AUGUSTA — MaineCare cuts, long-term borrowing proposals and property rights are among the items on the agenda as Maine lawmakers return to the State House today to conclude their 2012 session.

Lawmakers will take up spending cuts to balance an $83 million shortfall in the state Department of Health and Human Services’ budget. Much of the budget balancing would come through cuts in MaineCare, the state’s Medicaid program. Coverage for 19- and 20-year-olds and drugs for the elderly are among the targeted programs, along with funding for the Head Start preschool program.

Leaders of the Republican legislative majority are poised to use their numerical edge to pass the spending package, which brings into balance the state budget for the fiscal year starting July 1. It begins to make systemic changes in social service spending, which GOP Gov. Paul LePage has insisted upon, his spokeswoman said Monday.

“This is clearly a move in the right direction, with ongoing savings being achieved,” Adrienne Bennett said.

However, advocates for targeted programs warned the cuts will bring hardship to the elderly and disabled who depend on prescription drug assistance, infants and children who get home medical services, low-income people receiving dental services and 7,000 young adults who will no longer get MaineCare.

“This budget is dangerous and irresponsible. It will hurt working families, children, seniors and people with disabilities across Maine,” said Ana Hicks of Maine Equal Justice Partners, a legal aid and advocacy organization for low-income Mainers.

Also under consideration is a $95.7 million bond package, which has been endorsed by the Appropriations Committee but faces an uncertain fate before lawmakers. The five separate borrowing packages would raise money for roads, bridges and ports, the state community colleges, University of Maine and Maine Maritime Academy, drinking water and wastewater treatment improvements, and land conservation efforts.

Also awaiting action is the so-called takings bill, which addresses compensation to landowners in cases of seizures of their properties for roads or other public facilities. The bill was heavily debated before lawmakers recessed in mid-April.

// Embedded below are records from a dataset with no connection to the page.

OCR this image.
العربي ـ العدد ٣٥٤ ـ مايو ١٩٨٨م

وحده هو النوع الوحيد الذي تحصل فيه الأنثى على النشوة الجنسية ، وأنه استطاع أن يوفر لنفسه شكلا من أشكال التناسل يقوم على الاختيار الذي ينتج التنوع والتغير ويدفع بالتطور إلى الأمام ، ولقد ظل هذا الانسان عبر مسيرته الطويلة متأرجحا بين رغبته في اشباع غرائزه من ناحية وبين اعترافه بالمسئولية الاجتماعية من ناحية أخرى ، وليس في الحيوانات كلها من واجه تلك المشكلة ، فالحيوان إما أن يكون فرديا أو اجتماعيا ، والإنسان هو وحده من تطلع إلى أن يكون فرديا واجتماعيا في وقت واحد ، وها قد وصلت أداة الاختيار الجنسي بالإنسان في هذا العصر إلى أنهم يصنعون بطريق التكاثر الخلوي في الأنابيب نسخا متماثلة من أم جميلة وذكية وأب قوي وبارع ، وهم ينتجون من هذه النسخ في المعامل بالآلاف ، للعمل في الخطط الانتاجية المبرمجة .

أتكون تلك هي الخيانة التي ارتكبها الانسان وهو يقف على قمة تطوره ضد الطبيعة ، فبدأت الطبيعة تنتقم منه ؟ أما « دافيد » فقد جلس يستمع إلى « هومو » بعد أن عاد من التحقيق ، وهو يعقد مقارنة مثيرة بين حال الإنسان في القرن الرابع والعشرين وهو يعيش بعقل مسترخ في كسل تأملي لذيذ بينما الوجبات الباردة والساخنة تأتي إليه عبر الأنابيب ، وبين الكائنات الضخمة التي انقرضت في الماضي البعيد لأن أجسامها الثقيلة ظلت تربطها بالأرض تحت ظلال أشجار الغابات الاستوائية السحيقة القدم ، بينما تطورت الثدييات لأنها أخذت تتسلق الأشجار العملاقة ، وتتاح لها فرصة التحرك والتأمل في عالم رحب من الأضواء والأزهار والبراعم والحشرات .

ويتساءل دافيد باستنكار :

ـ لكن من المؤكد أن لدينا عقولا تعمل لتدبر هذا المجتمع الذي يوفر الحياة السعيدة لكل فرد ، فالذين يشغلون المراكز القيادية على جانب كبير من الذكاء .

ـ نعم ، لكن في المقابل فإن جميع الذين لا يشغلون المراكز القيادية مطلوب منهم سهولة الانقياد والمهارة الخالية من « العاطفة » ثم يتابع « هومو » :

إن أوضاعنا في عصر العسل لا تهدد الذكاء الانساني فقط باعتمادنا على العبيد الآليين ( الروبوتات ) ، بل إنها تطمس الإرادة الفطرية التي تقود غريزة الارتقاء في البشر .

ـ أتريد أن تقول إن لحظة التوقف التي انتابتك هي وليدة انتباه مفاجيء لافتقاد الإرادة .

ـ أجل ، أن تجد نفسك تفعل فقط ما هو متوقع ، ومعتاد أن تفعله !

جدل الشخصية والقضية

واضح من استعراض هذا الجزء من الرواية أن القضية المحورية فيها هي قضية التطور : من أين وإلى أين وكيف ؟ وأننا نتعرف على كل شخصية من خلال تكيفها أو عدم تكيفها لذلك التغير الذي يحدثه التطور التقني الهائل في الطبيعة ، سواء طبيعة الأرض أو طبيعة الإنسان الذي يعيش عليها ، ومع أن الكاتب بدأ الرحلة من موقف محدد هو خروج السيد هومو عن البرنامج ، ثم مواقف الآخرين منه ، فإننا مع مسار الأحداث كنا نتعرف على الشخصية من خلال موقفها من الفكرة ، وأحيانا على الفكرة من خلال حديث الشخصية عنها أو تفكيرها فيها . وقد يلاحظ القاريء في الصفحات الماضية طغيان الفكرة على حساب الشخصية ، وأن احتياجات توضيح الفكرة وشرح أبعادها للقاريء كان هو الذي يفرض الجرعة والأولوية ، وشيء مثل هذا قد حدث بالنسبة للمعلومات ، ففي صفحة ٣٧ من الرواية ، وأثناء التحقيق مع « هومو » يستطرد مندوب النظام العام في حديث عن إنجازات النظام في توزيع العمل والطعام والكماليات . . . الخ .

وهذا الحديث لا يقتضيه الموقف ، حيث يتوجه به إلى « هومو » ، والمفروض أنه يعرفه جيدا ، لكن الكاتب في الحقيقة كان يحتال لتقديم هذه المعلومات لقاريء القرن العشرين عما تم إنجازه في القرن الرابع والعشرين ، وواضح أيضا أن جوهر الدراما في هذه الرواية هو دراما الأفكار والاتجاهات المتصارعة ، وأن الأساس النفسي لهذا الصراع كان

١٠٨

“It has been a long road to get to this point, but we’re encouraged that we will be able to provide farmers and other Maine landowners some relief,” said Assistant House Majority Leader Andre Cushing, R-Hampden.

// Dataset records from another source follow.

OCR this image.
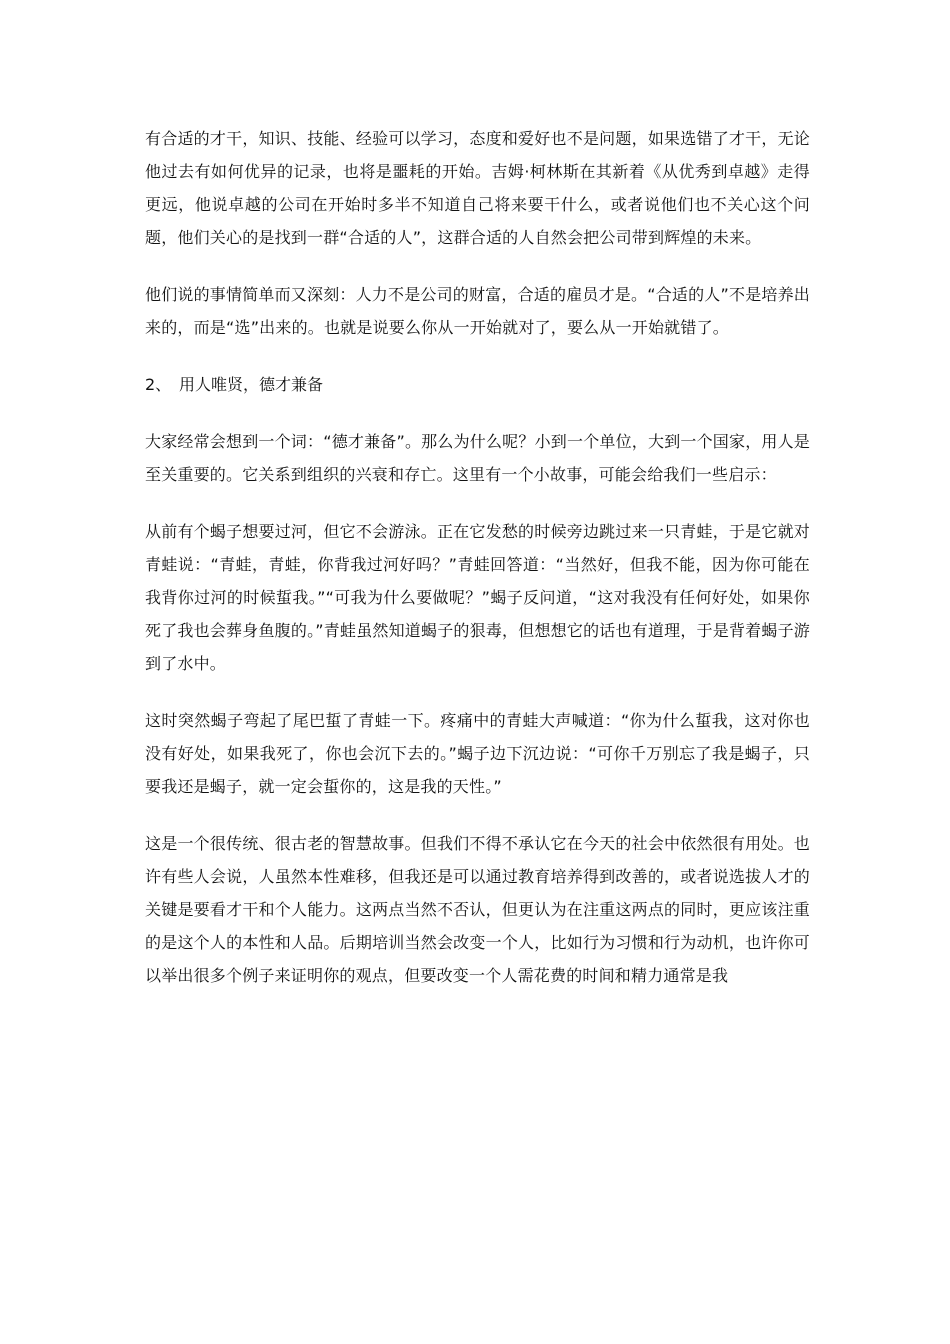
有合适的才干，知识、技能、经验可以学习，态度和爱好也不是问题，如果选错了才干，无论他过去有如何优异的记录，也将是噩耗的开始。吉姆·柯林斯在其新着《从优秀到卓越》走得更远，他说卓越的公司在开始时多半不知道自己将来要干什么，或者说他们也不关心这个问题，他们关心的是找到一群“合适的人”，这群合适的人自然会把公司带到辉煌的未来。

他们说的事情简单而又深刻：人力不是公司的财富，合适的雇员才是。“合适的人”不是培养出来的，而是“选”出来的。也就是说要么你从一开始就对了，要么从一开始就错了。

2、 用人唯贤，德才兼备

大家经常会想到一个词：“德才兼备”。那么为什么呢？小到一个单位，大到一个国家，用人是至关重要的。它关系到组织的兴衰和存亡。这里有一个小故事，可能会给我们一些启示：

从前有个蝎子想要过河，但它不会游泳。正在它发愁的时候旁边跳过来一只青蛙，于是它就对青蛙说：“青蛙，青蛙，你背我过河好吗？”青蛙回答道：“当然好，但我不能，因为你可能在我背你过河的时候蜇我。”“可我为什么要做呢？”蝎子反问道，“这对我没有任何好处，如果你死了我也会葬身鱼腹的。”青蛙虽然知道蝎子的狠毒，但想想它的话也有道理，于是背着蝎子游到了水中。

这时突然蝎子弯起了尾巴蜇了青蛙一下。疼痛中的青蛙大声喊道：“你为什么蜇我，这对你也没有好处，如果我死了，你也会沉下去的。”蝎子边下沉边说：“可你千万别忘了我是蝎子，只要我还是蝎子，就一定会蜇你的，这是我的天性。”

这是一个很传统、很古老的智慧故事。但我们不得不承认它在今天的社会中依然很有用处。也许有些人会说，人虽然本性难移，但我还是可以通过教育培养得到改善的，或者说选拔人才的关键是要看才干和个人能力。这两点当然不否认，但更认为在注重这两点的同时，更应该注重的是这个人的本性和人品。后期培训当然会改变一个人，比如行为习惯和行为动机，也许你可以举出很多个例子来证明你的观点，但要改变一个人需花费的时间和精力通常是我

A Judiciary Committee compromise would allow landowners to recoup losses if their property loses at least 50 percent of its value due to a state regulation. The loss must be determined by independent, professional real estate appraisers.

In addition to those proposals are more than 40 bills that have won positive votes but await decisions on whether they will be funded. Prominent among those bills is a Republican-backed measure that would reduce Maine’s income tax rate to a flat 4 percent. It relies on revenue surpluses initially to pay for the reduction.

Democrats have dismissed the bill as a tax shift to local municipalities and call it the latest Taxpayer Bill of Rights, a reference to initiatives that have been rejected twice by the state’s voters.

“As written, this bill is as irresponsible as taking on a car payment after winning $100 on a scratch ticket,” said Rep. David Webster, D-Freeport, a member of the Appropriations Committee.

Also awaiting funding decisions are proposals to reorganize the state Department of Health and Human Services, to allow veterans organizations and fraternal clubs to operate up to five slot machines at their facilities, and to replace the seven-member Land Use Regulation Commission with a nine-member commission, eight of whom would be county commissioners or their designees.